Durable items such as vehicles were decreasing in price. The price of services such as medical and legal services, and rent prices, were going up. Non-durables such as gasoline and food were going down in price. Inflation would probably increase to 2.3 percent by 2017.

The lower price of oil had both positive and negative effects on the economy. On the plus side, it allowed consumers to spend less on fuel and more on other items. Low oil prices also help airlines and chemical manufacturers. On the negative side, the decline in oil prices mean that domestic oil companies earn less money.

“We’ve had massive increases in oil production in the United States, so more of the impact of that decline in prices is domestic.”

That’s bad for North Dakota, Texas and Alaska, for example.

“They’re having a tough time … It’s rippling through the economy, helping some places hurting other places.”

“We’re setting the stage for the next jump in oil prices. Billions of dollars worth of (fossil fuel) projects have been cancelled, put on hold. (Oil) well count going down.”

The rising value of the dollar meant it was difficult for the U.S. to compete with imports, but “from a consumer standpoint it holds down prices.”

• Housing a source of strength

Building permits are now rebounding, and young adults will likely move out of apartments and into single-family homes.
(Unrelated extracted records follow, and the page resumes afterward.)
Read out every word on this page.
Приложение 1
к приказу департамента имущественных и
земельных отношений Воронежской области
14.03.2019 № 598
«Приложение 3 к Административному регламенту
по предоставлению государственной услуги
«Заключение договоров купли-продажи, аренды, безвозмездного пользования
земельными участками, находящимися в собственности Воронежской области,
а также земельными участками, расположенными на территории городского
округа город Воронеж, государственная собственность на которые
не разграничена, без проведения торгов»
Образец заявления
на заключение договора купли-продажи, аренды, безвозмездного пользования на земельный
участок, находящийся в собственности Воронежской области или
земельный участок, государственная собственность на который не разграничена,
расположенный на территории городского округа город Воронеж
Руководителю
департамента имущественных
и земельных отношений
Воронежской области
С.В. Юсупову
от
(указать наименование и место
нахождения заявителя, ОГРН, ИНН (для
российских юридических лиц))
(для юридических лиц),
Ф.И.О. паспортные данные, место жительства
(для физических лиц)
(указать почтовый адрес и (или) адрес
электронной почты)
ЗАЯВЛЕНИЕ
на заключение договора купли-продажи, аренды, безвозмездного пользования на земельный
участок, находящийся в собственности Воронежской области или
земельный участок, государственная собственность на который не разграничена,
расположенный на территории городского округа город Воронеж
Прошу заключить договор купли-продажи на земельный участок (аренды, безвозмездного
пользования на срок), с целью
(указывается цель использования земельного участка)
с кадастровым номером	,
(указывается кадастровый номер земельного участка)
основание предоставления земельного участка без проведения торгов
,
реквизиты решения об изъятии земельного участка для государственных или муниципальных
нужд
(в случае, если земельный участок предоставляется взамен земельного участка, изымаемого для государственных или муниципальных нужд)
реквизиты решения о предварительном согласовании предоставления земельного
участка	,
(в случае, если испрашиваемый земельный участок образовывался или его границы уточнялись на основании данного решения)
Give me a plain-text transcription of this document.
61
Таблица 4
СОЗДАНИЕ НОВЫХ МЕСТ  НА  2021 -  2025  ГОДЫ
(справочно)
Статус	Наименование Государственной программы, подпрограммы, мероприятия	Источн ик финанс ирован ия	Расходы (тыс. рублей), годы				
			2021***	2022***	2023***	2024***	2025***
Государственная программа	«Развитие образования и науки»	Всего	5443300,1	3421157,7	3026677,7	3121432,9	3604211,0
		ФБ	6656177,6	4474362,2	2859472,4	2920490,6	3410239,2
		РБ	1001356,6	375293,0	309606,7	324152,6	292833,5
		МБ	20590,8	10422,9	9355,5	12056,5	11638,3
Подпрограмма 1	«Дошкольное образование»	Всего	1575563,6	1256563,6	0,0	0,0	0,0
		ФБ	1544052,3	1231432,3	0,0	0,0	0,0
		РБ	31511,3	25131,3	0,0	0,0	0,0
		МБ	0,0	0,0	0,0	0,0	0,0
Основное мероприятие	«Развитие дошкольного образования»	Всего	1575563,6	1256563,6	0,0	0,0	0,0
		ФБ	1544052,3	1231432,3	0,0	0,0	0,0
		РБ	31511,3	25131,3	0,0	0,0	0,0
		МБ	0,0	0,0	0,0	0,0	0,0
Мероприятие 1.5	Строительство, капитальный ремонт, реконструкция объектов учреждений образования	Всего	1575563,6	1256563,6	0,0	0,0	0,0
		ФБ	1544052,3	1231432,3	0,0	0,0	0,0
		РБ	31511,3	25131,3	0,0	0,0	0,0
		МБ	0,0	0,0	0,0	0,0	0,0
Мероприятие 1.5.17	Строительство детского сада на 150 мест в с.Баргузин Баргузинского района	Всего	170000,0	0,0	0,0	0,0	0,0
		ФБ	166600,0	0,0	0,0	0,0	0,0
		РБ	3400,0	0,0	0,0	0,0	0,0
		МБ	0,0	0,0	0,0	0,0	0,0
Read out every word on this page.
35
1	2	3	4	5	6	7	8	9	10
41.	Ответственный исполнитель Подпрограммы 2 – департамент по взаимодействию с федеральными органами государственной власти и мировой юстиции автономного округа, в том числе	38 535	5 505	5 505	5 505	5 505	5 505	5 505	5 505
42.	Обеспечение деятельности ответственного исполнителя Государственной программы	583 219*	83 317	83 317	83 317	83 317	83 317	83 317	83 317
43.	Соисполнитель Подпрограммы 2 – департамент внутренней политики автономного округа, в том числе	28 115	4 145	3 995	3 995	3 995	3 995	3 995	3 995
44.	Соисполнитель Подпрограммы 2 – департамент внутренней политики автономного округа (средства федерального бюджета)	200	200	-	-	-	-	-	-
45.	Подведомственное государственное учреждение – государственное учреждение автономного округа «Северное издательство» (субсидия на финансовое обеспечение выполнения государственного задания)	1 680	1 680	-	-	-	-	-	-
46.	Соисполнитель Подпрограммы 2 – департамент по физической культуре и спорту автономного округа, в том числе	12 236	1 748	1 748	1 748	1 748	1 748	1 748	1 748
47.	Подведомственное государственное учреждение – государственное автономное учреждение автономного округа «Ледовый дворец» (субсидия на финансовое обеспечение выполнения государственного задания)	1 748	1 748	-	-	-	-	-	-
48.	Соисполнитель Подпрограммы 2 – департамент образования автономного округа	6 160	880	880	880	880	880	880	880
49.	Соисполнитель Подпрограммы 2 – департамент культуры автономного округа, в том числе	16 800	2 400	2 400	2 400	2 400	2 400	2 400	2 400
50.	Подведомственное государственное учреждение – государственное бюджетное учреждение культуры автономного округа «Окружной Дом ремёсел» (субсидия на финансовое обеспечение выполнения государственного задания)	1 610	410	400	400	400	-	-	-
The median family had 158 percent more income than necessary to buy a median house, Mitchell said. That is higher than it was in the 1980s, when the median family had around 130 percent. Thus housing affordability is high in a long-term sense. With employment growth, that suggests that housing is going to be a source of strength.

• Other indicators

45 states had job growth, with Washington the fourth best state, and Oregon fifth. North Dakota, with its heavy dependence on oil production, used to be No. 1, but now it’s in 50th place. Other energy producing states such as West Virginia, Wyoming, Louisiana and Alaska were also doing poorly in terms of job growth. Seattle’s job growth was 2.5 percent, and was one of the stronger metro areas in the country. Bremerton’s job growth was 4.9 percent. Washington’s population growth rate — 1.5 percent — was double the national average. Washington wages were above pre-recession levels. Washington was the sixth-largest growing area of domestic migration. Kitsap building permits were up 170 percent.